There is also no way he wants it to be demolished from an eminent domain, a possibility he only learned about recently when he saw plans for the project with a drawing of a roughly 80-story tower in place of his own building.

"I'm looking for fairness, but if someone attacks me, I react," Gumowitz told The Post. "This is a generation property. This is also a piece of real New York. I also hate that this area is becoming just another impersonal Hudson Yards with nothing but tall buildings and no sunlight. "

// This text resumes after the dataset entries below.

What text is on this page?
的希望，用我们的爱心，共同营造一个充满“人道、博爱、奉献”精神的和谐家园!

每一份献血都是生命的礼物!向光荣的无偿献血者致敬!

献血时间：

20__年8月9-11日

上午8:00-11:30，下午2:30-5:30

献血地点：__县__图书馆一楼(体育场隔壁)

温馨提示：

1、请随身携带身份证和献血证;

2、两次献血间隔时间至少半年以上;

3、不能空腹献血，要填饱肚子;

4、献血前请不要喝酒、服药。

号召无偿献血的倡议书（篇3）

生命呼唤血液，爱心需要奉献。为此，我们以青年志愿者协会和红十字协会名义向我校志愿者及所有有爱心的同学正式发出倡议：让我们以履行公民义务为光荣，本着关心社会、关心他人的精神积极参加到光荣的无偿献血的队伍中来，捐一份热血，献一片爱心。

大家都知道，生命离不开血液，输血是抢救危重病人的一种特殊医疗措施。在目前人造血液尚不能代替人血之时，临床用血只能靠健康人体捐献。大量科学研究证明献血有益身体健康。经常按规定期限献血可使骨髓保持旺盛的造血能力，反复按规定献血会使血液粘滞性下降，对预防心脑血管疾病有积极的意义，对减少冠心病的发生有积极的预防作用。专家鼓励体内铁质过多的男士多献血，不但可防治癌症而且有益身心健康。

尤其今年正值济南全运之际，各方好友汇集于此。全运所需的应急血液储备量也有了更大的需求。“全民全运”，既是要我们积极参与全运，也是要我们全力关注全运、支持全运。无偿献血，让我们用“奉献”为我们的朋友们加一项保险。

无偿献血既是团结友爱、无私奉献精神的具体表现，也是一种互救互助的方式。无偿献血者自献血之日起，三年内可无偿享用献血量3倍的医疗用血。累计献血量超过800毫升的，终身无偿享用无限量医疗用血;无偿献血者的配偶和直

With the state declaring the area "damaged" a year ago, Roths Vornado Realty and Empire State Development Corp (ESD) – the state agency running the project for Cuomo – have the right to demolish certain blocks in the designated area. At least 200 people will lose their homes and 9,000 employees will be unemployed if the project continues.

Steve Roth's Vornado Realty and New York State plan to demolish Gumowitz's buildings and others near Penn Station to build new skyscrapers.Steve Roth's Vornado Realty and New York State plan to demolish Gumowitz's buildings and others near Penn Station to build new skyscrapers.Matthew McDermott for the NY Post

Gumowitz's building is at a critical point for the proposed Empire Station project: it is where the state plans to build a subway entrance and enlarge the sidewalk.

State officials, hesitant about taking Gumowitz's building to a major domain, hinted in a recent parish council hearing on the matter that it was a card they could play if they had to.

But to take advantage of a significant domain, the ESD's plan would have to go through another review process and public hearing, said an official who refused to be named.

You could also purchase the building through a negotiated sale.

Good luck with that, said Evan Cooper, who has worked for AAG Management, Gumowitz's real estate management company, for 23 years.

"Roth and this project are coming like a maddening train to Arnold," said Cooper. "But what they don't realize is that Arnold is the immovable object."

Gumowitz 421 Seventh Avenue building.Gumowitz 421 Seventh Avenue building.Matthew McDermott for the NY Post

The Gumowitz building, built in 1921, is an affordable address where accountants and therapists can have their own small private offices. His shop occupies the top two floors, including a dance floor where he used to practice tango with his late wife Anne.

It is opposite the Pennsylvania Hotel, which Roth owns and plans to tear down. But he still needs the location on which Gumowitz's building stands so that the project can proceed as planned.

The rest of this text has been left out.